Salah satu desa yang sempat mengalami kesulitan air hingga berpuluh-puluh tahun lamanya adalah Desa Bunder, Kecamatan Jatinom, Kabupaten Klaten, Jawa Tengah.
Meskipun Kabupaten Klaten dijuluki Kota Seribu Umbul karena di daerah ini banyak terdapat sumber mata air atau umbul, tapi ada beberapa desa yang masih rawan kekeringan jika musim kemarau, salah satunya Desa Bunder.
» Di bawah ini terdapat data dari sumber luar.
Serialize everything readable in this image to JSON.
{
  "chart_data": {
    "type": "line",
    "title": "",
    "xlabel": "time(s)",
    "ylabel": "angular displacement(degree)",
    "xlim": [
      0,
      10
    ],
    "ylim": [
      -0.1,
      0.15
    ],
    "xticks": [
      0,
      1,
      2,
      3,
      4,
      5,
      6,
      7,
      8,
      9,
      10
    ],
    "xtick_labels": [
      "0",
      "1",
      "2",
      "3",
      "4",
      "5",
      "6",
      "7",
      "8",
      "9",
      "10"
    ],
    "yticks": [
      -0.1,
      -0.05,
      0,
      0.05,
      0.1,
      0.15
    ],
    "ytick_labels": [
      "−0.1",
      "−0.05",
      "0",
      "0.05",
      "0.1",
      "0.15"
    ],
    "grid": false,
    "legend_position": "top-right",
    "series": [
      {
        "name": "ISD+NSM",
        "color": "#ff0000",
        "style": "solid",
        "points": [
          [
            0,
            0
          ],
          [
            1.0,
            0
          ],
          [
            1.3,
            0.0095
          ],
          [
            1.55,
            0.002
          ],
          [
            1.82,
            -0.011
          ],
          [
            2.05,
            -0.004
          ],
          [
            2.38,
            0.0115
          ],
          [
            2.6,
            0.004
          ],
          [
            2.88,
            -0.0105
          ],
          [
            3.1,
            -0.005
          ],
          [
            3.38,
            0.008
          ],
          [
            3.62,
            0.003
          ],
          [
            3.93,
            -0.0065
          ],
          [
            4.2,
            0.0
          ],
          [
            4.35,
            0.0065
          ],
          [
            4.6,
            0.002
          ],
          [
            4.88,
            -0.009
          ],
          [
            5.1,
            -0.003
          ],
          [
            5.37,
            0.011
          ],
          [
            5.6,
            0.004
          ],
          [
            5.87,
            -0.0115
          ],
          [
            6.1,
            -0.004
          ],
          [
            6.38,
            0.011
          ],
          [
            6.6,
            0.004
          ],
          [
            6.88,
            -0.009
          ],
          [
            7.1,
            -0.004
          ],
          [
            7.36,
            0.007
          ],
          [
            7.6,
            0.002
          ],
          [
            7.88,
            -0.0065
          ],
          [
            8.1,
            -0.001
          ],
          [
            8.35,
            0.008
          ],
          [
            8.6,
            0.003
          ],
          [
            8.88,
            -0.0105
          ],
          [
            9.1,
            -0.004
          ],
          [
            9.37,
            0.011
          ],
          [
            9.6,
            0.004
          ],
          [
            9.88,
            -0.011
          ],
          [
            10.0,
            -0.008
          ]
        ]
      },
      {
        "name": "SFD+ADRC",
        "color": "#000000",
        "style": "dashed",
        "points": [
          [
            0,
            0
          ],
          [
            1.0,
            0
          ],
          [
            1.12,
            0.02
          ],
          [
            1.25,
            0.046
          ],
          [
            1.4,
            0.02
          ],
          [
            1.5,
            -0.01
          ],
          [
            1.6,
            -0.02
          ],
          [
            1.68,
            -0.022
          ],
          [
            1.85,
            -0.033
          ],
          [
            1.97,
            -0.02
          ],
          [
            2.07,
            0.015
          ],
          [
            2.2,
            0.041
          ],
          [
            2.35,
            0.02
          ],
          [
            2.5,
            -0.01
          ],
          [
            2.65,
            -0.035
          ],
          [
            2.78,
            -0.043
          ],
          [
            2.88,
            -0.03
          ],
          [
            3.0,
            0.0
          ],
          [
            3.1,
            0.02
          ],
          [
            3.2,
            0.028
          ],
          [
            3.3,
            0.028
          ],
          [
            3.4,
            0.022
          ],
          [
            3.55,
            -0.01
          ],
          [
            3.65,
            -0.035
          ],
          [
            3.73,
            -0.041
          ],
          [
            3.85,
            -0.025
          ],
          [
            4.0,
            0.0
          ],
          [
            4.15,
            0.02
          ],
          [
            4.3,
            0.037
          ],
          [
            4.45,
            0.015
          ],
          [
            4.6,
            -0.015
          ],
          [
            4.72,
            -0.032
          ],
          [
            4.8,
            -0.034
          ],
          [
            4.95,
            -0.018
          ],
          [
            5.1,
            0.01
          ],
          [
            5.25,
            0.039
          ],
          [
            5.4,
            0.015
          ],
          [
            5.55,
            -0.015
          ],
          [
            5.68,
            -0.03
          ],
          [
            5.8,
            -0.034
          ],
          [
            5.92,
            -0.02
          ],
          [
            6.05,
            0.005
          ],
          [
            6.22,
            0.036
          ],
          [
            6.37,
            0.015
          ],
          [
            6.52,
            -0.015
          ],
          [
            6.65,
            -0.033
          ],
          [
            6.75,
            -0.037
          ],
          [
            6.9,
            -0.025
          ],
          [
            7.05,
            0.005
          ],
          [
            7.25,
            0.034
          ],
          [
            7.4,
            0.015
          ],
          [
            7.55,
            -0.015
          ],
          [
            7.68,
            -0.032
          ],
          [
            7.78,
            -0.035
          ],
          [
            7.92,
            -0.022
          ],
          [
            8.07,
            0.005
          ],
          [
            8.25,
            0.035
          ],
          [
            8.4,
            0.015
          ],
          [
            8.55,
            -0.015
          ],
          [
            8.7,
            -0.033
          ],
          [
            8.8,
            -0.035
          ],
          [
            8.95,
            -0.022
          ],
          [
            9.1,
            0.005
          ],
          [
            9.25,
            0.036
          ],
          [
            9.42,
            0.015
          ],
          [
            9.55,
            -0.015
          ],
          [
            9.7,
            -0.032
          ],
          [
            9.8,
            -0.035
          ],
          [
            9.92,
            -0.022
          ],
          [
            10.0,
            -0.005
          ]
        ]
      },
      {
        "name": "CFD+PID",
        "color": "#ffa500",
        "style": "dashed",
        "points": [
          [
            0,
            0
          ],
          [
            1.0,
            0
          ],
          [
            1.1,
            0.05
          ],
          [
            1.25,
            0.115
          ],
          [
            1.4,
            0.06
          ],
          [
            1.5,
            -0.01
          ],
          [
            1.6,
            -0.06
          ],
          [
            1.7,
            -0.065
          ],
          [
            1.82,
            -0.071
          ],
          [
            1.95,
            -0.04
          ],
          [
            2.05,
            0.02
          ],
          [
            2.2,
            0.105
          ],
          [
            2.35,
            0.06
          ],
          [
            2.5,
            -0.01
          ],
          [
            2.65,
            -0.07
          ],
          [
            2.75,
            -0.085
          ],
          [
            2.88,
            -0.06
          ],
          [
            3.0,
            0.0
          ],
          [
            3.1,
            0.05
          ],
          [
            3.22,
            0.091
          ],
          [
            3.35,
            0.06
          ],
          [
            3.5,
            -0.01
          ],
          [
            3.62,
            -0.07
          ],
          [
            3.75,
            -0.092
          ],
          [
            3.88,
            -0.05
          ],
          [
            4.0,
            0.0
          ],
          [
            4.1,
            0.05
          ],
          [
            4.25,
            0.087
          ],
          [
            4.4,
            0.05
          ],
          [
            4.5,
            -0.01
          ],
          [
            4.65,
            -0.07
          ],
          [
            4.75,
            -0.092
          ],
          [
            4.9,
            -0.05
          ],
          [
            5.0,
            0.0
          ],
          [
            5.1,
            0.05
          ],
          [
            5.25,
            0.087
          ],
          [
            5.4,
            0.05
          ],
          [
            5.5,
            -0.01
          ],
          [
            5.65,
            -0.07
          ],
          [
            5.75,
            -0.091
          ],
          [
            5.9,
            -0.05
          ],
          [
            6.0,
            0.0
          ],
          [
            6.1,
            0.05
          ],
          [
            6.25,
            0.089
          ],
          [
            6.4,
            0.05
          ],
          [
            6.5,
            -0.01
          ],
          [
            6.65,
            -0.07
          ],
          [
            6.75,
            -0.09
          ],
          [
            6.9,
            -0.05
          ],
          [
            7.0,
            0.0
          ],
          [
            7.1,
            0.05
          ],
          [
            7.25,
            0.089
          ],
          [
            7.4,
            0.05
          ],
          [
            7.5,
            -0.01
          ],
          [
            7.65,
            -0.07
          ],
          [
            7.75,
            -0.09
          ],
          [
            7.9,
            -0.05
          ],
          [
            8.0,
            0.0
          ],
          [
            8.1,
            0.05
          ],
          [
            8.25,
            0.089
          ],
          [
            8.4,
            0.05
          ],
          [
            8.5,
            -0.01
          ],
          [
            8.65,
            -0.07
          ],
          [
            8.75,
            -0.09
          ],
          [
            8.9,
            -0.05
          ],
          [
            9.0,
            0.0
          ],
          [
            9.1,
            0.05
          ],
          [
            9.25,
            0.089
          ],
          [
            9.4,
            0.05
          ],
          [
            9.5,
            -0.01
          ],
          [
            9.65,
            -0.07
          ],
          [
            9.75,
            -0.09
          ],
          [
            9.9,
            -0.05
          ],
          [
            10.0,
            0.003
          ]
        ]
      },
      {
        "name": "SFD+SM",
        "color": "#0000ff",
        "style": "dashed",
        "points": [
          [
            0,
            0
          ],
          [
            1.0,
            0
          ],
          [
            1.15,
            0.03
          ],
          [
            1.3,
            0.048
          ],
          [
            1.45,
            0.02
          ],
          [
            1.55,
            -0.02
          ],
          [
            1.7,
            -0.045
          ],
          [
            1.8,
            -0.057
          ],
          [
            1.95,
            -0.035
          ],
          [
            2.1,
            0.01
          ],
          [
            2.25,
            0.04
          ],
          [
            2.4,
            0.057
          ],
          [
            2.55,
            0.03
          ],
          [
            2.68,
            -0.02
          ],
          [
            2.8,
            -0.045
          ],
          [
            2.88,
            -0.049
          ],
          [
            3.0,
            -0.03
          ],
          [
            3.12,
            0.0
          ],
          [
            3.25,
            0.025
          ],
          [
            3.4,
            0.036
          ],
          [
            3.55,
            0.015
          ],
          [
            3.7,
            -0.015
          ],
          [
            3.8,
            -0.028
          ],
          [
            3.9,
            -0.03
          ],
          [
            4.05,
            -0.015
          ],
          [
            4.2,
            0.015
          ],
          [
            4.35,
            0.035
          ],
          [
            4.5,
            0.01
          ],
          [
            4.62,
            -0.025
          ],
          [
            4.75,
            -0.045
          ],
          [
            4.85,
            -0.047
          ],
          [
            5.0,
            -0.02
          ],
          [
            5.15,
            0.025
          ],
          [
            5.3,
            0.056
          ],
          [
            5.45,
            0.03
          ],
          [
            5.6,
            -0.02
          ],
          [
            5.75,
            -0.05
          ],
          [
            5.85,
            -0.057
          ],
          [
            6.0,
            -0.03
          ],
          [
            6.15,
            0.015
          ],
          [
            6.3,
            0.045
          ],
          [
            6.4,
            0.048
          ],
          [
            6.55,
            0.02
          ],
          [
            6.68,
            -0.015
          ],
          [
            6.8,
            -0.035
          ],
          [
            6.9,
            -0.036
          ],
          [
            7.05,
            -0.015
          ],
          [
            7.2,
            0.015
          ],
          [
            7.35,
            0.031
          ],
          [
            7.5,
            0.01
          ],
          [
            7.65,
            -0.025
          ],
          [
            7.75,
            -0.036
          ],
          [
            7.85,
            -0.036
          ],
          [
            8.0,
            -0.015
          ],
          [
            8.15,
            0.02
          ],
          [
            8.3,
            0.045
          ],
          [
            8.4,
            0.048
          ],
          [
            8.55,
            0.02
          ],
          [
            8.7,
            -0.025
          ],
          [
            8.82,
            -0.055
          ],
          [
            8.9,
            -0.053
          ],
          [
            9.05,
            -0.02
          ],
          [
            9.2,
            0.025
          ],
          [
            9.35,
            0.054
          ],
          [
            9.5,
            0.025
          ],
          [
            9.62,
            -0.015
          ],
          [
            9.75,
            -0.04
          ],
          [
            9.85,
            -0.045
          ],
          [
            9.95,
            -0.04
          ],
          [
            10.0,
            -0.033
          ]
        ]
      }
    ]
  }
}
Untuk mengakses sumber mata air, warga setempat harus berjalan hingga 4 km menuju sumur terdekat, di desa tetangga. Di sana bukan berarti stok air melimpah. Mereka harus berbagi dengan warga lain. Sementara mobil tangki pengangkut air bersih saat itu belum bisa mengakses Desa Bunder karena jembatan penghubung hanya selebar 1 meter.
Oleh karena itu, bagi masyarakat setempat, hujan adalah anugerah. Mereka bisa mengumpulkan air sebanyak-banyaknya saat musim hujan tiba. Air hujan dimanfaatkan untuk memenuhi kebutuhan minum, masak, dan kebutuhan ternak.
Kendati begitu, tidak jarang masyarakat setempat mengalami sakit karena mengkonsumsi air hujan. Walaupun sudah dimasak, kandungan asam yang cukup tinggi pada air hujan dapat memicu munculnya sejumlah penyakit.
Harapan untuk bisa mengkonsumsi air yang lebih sehat pun muncul ketika seorang rohaniwan Katolik bernama Romo Vincentius Kirjito Pr yang akrab disapa Romo Kirjito datang ke desa tersebut.
Romo Kirjito yang bertugas di wilayah Lereng Merapi pada tahun 2000, memulai observasi. Pada saat itu, di Desa Bunder tidak ditemukan sumber air. Melihat fakta tersebut, ia berkeinginan untuk meneliti dan mendapatkan sumber mata air alternatif. Romo Kirjito melakukan konservasi air dan memanen air hujan.
Ia juga mengajak masyarakat sekitar untuk ikut menjaga ekosistem alam, termasuk menjaga sumber air. Melalui uji yang sederhana, dia mulai mengukur keasaman air dan total zat padat terlarut (Total Dissolved Solid/TDS). Melihat hasil yang baik dari air hujan usai melewati pengolahan elektrolisis, maka mulailah lebih serius untuk mendorong masyarakat menggunakan air hujan.
Sementara itu, bagi Sunarno (63) dan warga lain, Romo Kirjito adalah pahlawan karena membantu mereka menciptakan air sehat dengan teknik elektrolisis. Pada tahun 2014, Romo Kirjito memberikan pelatihan kepada masyarakat tentang pemanfaatan air hujan tersebut. Romo Kirjito memiliki banyak jemaat yang tinggal di kawasan atas atau jauh dari sumber mata air, seperti halnya di Desa Bunder.
Awalnya, pengolahan menggunakan elektrolisis tersebut menggunakan air sumur, namun karena keterbatasan air yang ada akhirnya pengolahan lebih banyak menggunakan bahan baku air hujan.